Introduction to Mathematical Methods in Bioinformatics , AlexanderIsaev , Springer-Verlag, New York, 2004. $59.95 paper (294 pp.). ISBN 3-540-21973-0

How are biological-sequence data organized? What is the probability that two sequences in a database—such as GenBank, the NIH genetic-sequence database—are related? And if they are related, how long ago did they diverge? How can the evolutionary history of a family of related proteins be reconstructed from observations today? What is the protein-folding problem, and how can it be solved?

In Introduction to Mathematical Methods in Bioinformatics , Alexander Isaev describes the mathematical foundations of bioinformatics—the field that addresses these questions. The science started as a practical sub-field of molecular biology, grew as a discipline in computer science, and now benefits from contributions from mathematics, statistics, engineering, and physics. At the same time, interest in bioinformatics among undergraduate and graduate students majoring in all of those fields is growing.

Going beyond algorithms and their implementation in software, Isaev discusses broadly the fundamental mathematical, statistical, and physical theories that are used today in bioinformatics and computational biology. As a mathematician, he is well positioned to detail the mathematical principles on which the analyses of DNA, RNA, and protein-sequence data are based.
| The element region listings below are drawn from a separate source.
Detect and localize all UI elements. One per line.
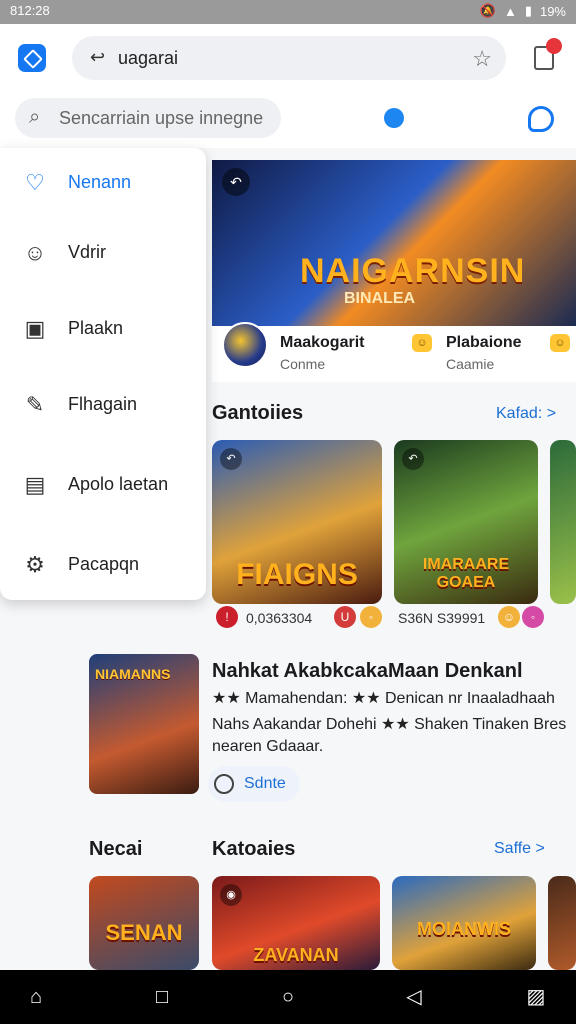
section-title: Katoaies bbox=[212, 838, 296, 860]
card-menu-icon[interactable]: ↶ bbox=[402, 448, 424, 470]
back-arrow-icon[interactable]: ↩ bbox=[90, 47, 105, 68]
pen-icon: ✎ bbox=[25, 392, 45, 417]
home-heart-icon: ♡ bbox=[25, 170, 45, 195]
feature-line: ★★ Mamahendan: ★★ Denican nr Inaaladhaah bbox=[212, 690, 555, 707]
section-left-title: Necai bbox=[89, 838, 143, 860]
hero-subtitle: BINALEA bbox=[344, 290, 416, 307]
browser-toolbar: ↩ uagarai ☆ ⌕ Sencarriain upse innegne bbox=[0, 24, 576, 148]
app2-subtitle: Caamie bbox=[446, 356, 495, 372]
location-pin-icon[interactable] bbox=[384, 108, 404, 128]
drawer-item-label: Pacapqn bbox=[68, 554, 140, 574]
drawer-item-card[interactable]: ▣ Plaakn bbox=[0, 298, 206, 358]
game-price: 0,0363304 bbox=[246, 610, 313, 626]
status-bar: 812:28 🔕 ▲ ▮ 19% bbox=[0, 0, 576, 24]
game-card[interactable]: SENAN bbox=[89, 876, 199, 970]
hero-title: NAIGARNSIN bbox=[300, 252, 526, 290]
feature-line: Nahs Aakandar Dohehi ★★ Shaken Tinaken B… bbox=[212, 716, 567, 733]
square-icon[interactable]: □ bbox=[150, 986, 174, 1008]
hero-back-icon[interactable]: ↶ bbox=[222, 168, 250, 196]
signal-icon: ▮ bbox=[524, 3, 532, 18]
drawer-item-label: Apolo laetan bbox=[68, 474, 169, 494]
wifi-icon: ▲ bbox=[503, 3, 517, 19]
app1-name[interactable]: Maakogarit bbox=[280, 334, 364, 352]
card-icon: ▣ bbox=[24, 316, 46, 341]
smile-icon: ☺ bbox=[498, 606, 520, 628]
drawer-item-label: Plaakn bbox=[68, 318, 124, 338]
card-menu-icon[interactable]: ◉ bbox=[220, 884, 242, 906]
game-price: S36N S39991 bbox=[398, 610, 486, 626]
back-icon[interactable]: ◁ bbox=[402, 986, 426, 1008]
search-placeholder: Sencarriain upse innegne bbox=[59, 108, 264, 128]
url-text[interactable]: uagarai bbox=[118, 48, 178, 69]
tag-icon: ◦ bbox=[522, 606, 544, 628]
app-logo-icon[interactable] bbox=[18, 44, 46, 72]
price-badge-icon: ! bbox=[216, 606, 238, 628]
gear-icon: ⚙ bbox=[25, 552, 45, 577]
see-more-link[interactable]: Saffe > bbox=[494, 840, 545, 858]
mute-icon: 🔕 bbox=[479, 3, 496, 18]
screenshot-icon[interactable]: ▨ bbox=[524, 986, 548, 1008]
game-card-caption: FIAIGNS bbox=[236, 558, 358, 591]
game-card-caption: SENAN bbox=[105, 920, 183, 945]
battery-label: 19% bbox=[539, 3, 566, 19]
chip-label: Sdnte bbox=[244, 775, 286, 792]
account-key-icon[interactable] bbox=[528, 106, 554, 132]
drawer-item-settings[interactable]: ⚙ Pacapqn bbox=[0, 534, 206, 594]
circle-icon[interactable]: ○ bbox=[276, 986, 300, 1008]
game-card[interactable]: ↶ IMARAARE GOAEA bbox=[394, 440, 538, 604]
drawer-item-label: Flhagain bbox=[68, 394, 138, 414]
search-icon: ⌕ bbox=[29, 106, 41, 128]
game-card[interactable]: ◉ ZAVANAN bbox=[212, 876, 380, 970]
drawer-item-wallet[interactable]: ▤ Apolo laetan bbox=[0, 454, 206, 514]
drawer-item-home[interactable]: ♡ Nenann bbox=[0, 152, 206, 212]
coin-icon: ◦ bbox=[360, 606, 382, 628]
app1-subtitle: Conme bbox=[280, 356, 326, 372]
card-menu-icon[interactable]: ↶ bbox=[220, 448, 242, 470]
game-card[interactable] bbox=[548, 876, 576, 970]
notification-badge bbox=[546, 38, 562, 54]
game-card[interactable]: ↶ FIAIGNS bbox=[212, 440, 382, 604]
app-avatar[interactable] bbox=[222, 322, 268, 368]
clock-icon bbox=[214, 774, 234, 794]
site-search-input[interactable]: ⌕ Sencarriain upse innegne bbox=[15, 98, 281, 138]
game-card-caption: IMARAARE GOAEA bbox=[422, 556, 510, 591]
drawer-item-chat[interactable]: ☺ Vdrir bbox=[0, 222, 206, 282]
rating-badge-icon: ☺ bbox=[412, 334, 432, 352]
drawer-item-label: Vdrir bbox=[68, 242, 107, 262]
game-card[interactable] bbox=[550, 440, 576, 604]
section-title: Gantoiies bbox=[212, 402, 304, 424]
status-icons: 🔕 ▲ ▮ 19% bbox=[480, 3, 566, 19]
feature-title[interactable]: Nahkat AkabkcakaMaan Denkanl bbox=[212, 660, 523, 683]
wallet-icon: ▤ bbox=[24, 472, 46, 497]
feature-chip[interactable]: Sdnte bbox=[208, 766, 300, 802]
drawer-item-pen[interactable]: ✎ Flhagain bbox=[0, 374, 206, 434]
system-nav-bar: ⌂ □ ○ ◁ ▨ bbox=[0, 970, 576, 1024]
game-card-caption: MOIANWIS bbox=[417, 919, 511, 939]
game-card-caption: ZAVANAN bbox=[253, 945, 339, 965]
game-card[interactable]: MOIANWIS bbox=[392, 876, 536, 970]
app2-name[interactable]: Plabaione bbox=[446, 334, 522, 352]
side-drawer: ♡ Nenann ☺ Vdrir ▣ Plaakn ✎ Flhagain ▤ A… bbox=[0, 148, 206, 600]
drawer-item-label: Nenann bbox=[68, 172, 132, 192]
home-icon[interactable]: ⌂ bbox=[24, 986, 48, 1008]
tag-icon: U bbox=[334, 606, 356, 628]
feature-image-caption: NIAMANNS bbox=[95, 666, 171, 682]
feature-image[interactable]: NIAMANNS bbox=[89, 654, 199, 794]
url-bar[interactable]: ↩ uagarai ☆ bbox=[72, 36, 506, 80]
status-time: 812:28 bbox=[10, 3, 50, 18]
chat-icon: ☺ bbox=[23, 240, 47, 265]
bookmark-star-icon[interactable]: ☆ bbox=[472, 46, 492, 72]
rating-badge-icon: ☺ bbox=[550, 334, 570, 352]
feature-line: nearen Gdaaar. bbox=[212, 738, 324, 755]
see-more-link[interactable]: Kafad: > bbox=[496, 405, 556, 423]
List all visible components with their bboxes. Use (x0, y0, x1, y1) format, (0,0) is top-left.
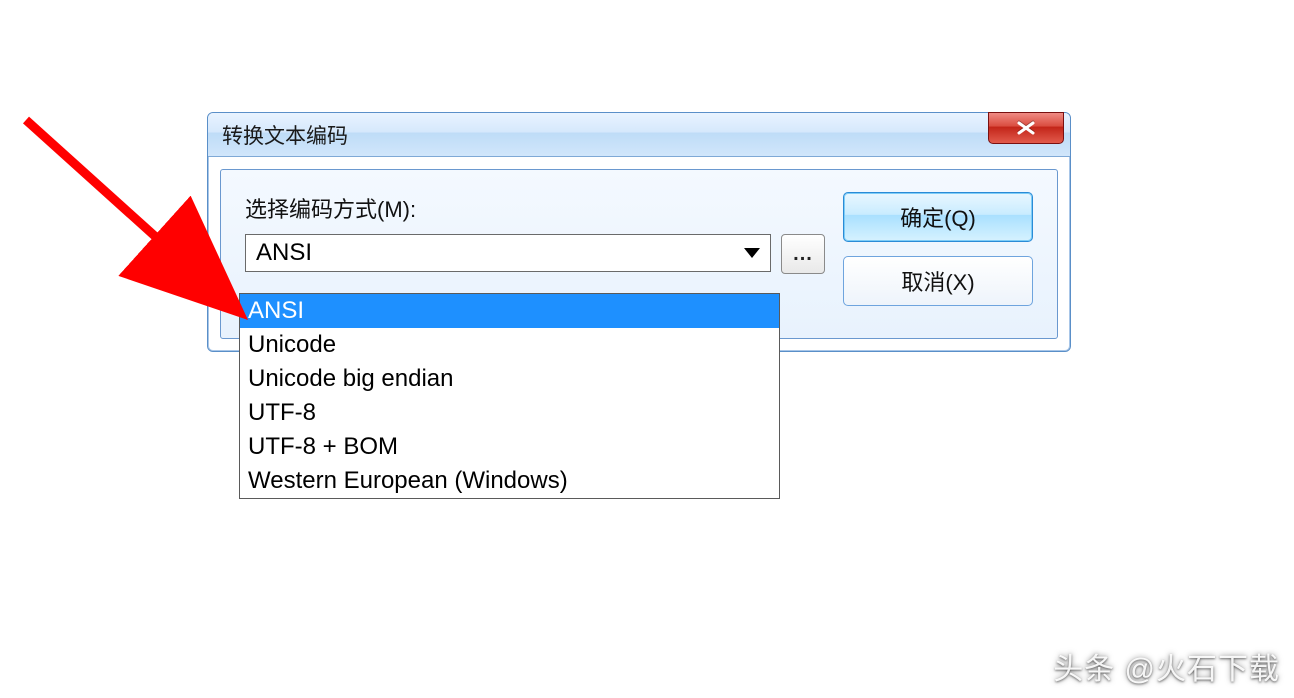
cancel-button[interactable]: 取消(X) (843, 256, 1033, 306)
dropdown-option[interactable]: Unicode (240, 328, 779, 362)
dropdown-option[interactable]: UTF-8 (240, 396, 779, 430)
ok-label: 确定(Q) (900, 201, 976, 233)
combo-row: ANSI ... (245, 234, 825, 274)
cancel-label: 取消(X) (901, 265, 974, 297)
close-button[interactable] (988, 112, 1064, 144)
watermark-text: 头条 @火石下载 (1053, 644, 1280, 688)
dropdown-option[interactable]: Unicode big endian (240, 362, 779, 396)
browse-label: ... (793, 243, 813, 266)
titlebar: 转换文本编码 (208, 113, 1070, 157)
close-icon (1016, 121, 1036, 135)
action-column: 确定(Q) 取消(X) (843, 192, 1033, 316)
browse-button[interactable]: ... (781, 234, 825, 274)
chevron-down-icon (744, 248, 760, 258)
encoding-label: 选择编码方式(M): (245, 192, 825, 224)
dialog-title: 转换文本编码 (222, 120, 348, 150)
dropdown-option[interactable]: Western European (Windows) (240, 464, 779, 498)
encoding-combobox[interactable]: ANSI (245, 234, 771, 272)
dropdown-option[interactable]: ANSI (240, 294, 779, 328)
combobox-value: ANSI (256, 239, 312, 267)
ok-button[interactable]: 确定(Q) (843, 192, 1033, 242)
encoding-dropdown-list[interactable]: ANSIUnicodeUnicode big endianUTF-8UTF-8 … (239, 293, 780, 499)
dropdown-option[interactable]: UTF-8 + BOM (240, 430, 779, 464)
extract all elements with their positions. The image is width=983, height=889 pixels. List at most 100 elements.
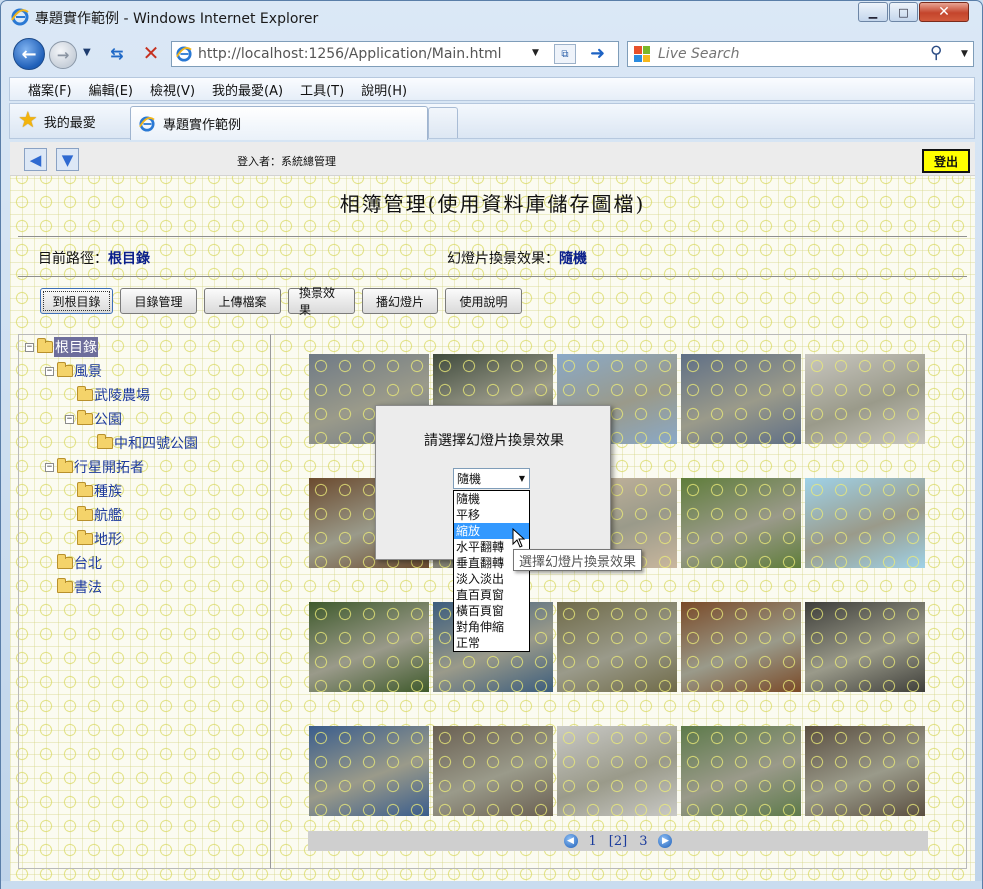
back-button[interactable]: ← [13,38,45,70]
page-down-button[interactable]: ▼ [56,148,79,171]
favorites-label: 我的最愛 [43,115,96,131]
photo-thumbnail[interactable] [805,478,925,568]
tree-node-label: 風景 [74,364,102,380]
page-current: [2] [608,833,628,849]
refresh-icon[interactable]: ⇆ [105,41,129,65]
search-box: ⚲ ▼ [627,41,974,67]
collapse-toggle-icon[interactable]: − [45,366,54,376]
go-arrow-icon[interactable]: ➜ [590,43,605,64]
navigation-bar: ← → ▼ ⇆ ✕ ▼ ⧉ ➜ ⚲ ▼ [1,35,982,71]
tree-node[interactable]: − 風景 [45,361,102,381]
collapse-toggle-icon[interactable]: − [45,462,54,472]
tab-main[interactable]: 專題實作範例 [130,106,428,140]
collapse-toggle-icon[interactable]: − [25,342,34,352]
page-back-button[interactable]: ◀ [24,148,47,171]
tree-node[interactable]: 書法 [45,577,102,597]
photo-thumbnail[interactable] [681,478,801,568]
folder-icon [77,506,93,521]
minimize-button[interactable]: ▁ [858,2,888,22]
tree-node[interactable]: 航艦 [65,505,122,525]
menu-help[interactable]: 說明(H) [361,80,407,99]
prev-page-icon[interactable]: ◀ [563,834,578,848]
play-slideshow-button[interactable]: 播幻燈片 [362,288,438,314]
effect-option[interactable]: 直百頁窗 [454,587,529,603]
close-button[interactable]: ✕ [919,2,969,22]
effect-label: 幻燈片換景效果： [447,251,559,267]
tree-node-label: 台北 [74,556,102,572]
favorites-button[interactable]: ★ 我的最愛 [18,110,96,132]
menu-view[interactable]: 檢視(V) [150,80,195,99]
mouse-cursor-icon [512,528,526,548]
tree-node-label: 航艦 [94,508,122,524]
root-folder-button[interactable]: 到根目錄 [40,288,113,314]
photo-thumbnail[interactable] [433,726,553,816]
new-tab-button[interactable] [428,107,458,138]
effect-option[interactable]: 對角伸縮 [454,619,529,635]
tree-node-label: 公園 [94,412,122,428]
photo-thumbnail[interactable] [805,726,925,816]
search-input[interactable] [658,46,918,62]
menu-bar: 檔案(F) 編輯(E) 檢視(V) 我的最愛(A) 工具(T) 說明(H) [9,77,975,101]
photo-thumbnail[interactable] [557,602,677,692]
effect-option[interactable]: 淡入淡出 [454,571,529,587]
help-button[interactable]: 使用說明 [445,288,522,314]
compatibility-view-icon[interactable]: ⧉ [554,44,576,64]
menu-file[interactable]: 檔案(F) [28,80,72,99]
tree-node[interactable]: − 根目錄 [25,337,98,357]
photo-thumbnail[interactable] [681,354,801,444]
search-dropdown-icon[interactable]: ▼ [961,49,968,59]
back-arrow-icon: ← [21,43,37,65]
photo-thumbnail[interactable] [805,354,925,444]
photo-thumbnail[interactable] [557,726,677,816]
history-dropdown-icon[interactable]: ▼ [83,47,91,58]
address-dropdown-icon[interactable]: ▼ [532,48,539,58]
tab-bar: ★ 我的最愛 專題實作範例 [9,103,975,140]
photo-thumbnail[interactable] [309,726,429,816]
star-icon: ★ [18,108,38,133]
forward-button[interactable]: → [49,41,77,69]
page-link-1[interactable]: 1 [589,834,597,849]
menu-favorites[interactable]: 我的最愛(A) [212,80,283,99]
address-input[interactable] [198,46,528,62]
tree-node[interactable]: 武陵農場 [65,385,150,405]
effect-select[interactable]: 隨機 ▼ [453,468,530,489]
photo-thumbnail[interactable] [681,602,801,692]
menu-edit[interactable]: 編輯(E) [89,80,133,99]
action-toolbar: 到根目錄 目錄管理 上傳檔案 換景效果 播幻燈片 使用說明 [40,286,529,317]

The book succeeds in describing the fundamental mathematics behind computational sequence analysis, and in giving a taste of typical applied bioinformatics. For example, Isaev presents exact methods of dynamic programming for sequence alignment to motivate the description of heuristic alignment algorithms used in practice. The statistical significance of the resulting alignment is related to extreme-value statistics of random walks. The author details the theory of Markov models and hidden Markov models used to find genes; he then discusses the practical aspect of training such models. His discussion of the theory of continuous-time Markov processes and the convergence of a Markov chain to a unique probability distribution complements his treatment of the molecular-clock hypothesis, phylogenetic trees, evolutionary models, and construction of substitution matrices.

The historical trend of bioinformatics to focus mostly on computational sequence analysis and less on protein structure and function is apparent in the book, although Isaev does devote a chapter to protein folding. The discussion of protein folding, and computational biology in general, is less complete than the rather thorough discussions of sequence analysis in the other eight chapters of the book. The author’s relatively light discussion of protein structure and function limits, to some extent, the apparent connection of bioinformatics with physics.

Isaev’s book may be difficult to use as a standalone text for an advanced undergraduate course in biological physics. The motivated instructor might reduce the emphasis on sequence analysis and increase the coverage of more general aspects of computational biology. For example, I would establish the connection between statistical physics and the calculation of protein structure and function, and then calculate some examples of partition functions. Much of the material in the second half of the text is, on the one hand, too formal for typical advanced undergraduate and graduate physics students and, on the other, too restrictive in assumptions. For instance, the book excludes Dirac delta functions from probability distributions and ignores the problem of slow convergence of distribution tails to the Gaussian central limit.

The number of examples presented in the book is excellent, and instructors may use a selected set of them to rebalance the rather formal discussions in the second half of the text. In addition, tools from mathematical physics might be used to simplify some of the topics covered. For example, one could use Fourier-transform techniques and Gaussian statistics to provide an alternative derivation for the significance of sequence-alignment scores from random-walk models. One could also use cumulant expansions or steepest-descent methods and the Cramer function in a discussion of the rare events that lead to nonuniform convergence of a sum of random variables to the central limit. The discussion of maximum-likelihood estimation might be simplified to introduce readers to estimation theory and its importance as a statistical tool.

Introduction to Mathematical Methods in Bioinformatics is a strong description of the theory behind the standard methods of computational sequence analysis. The book serves as a springboard for considering current bioinformatics research problems—such as the analysis of gene chip data—whose solutions entail a mixture of mathematics, statistics, engineering, and physics. With some additional work on the reader’s or instructor’s part, the text may also serve as an introduction to computational biology in general.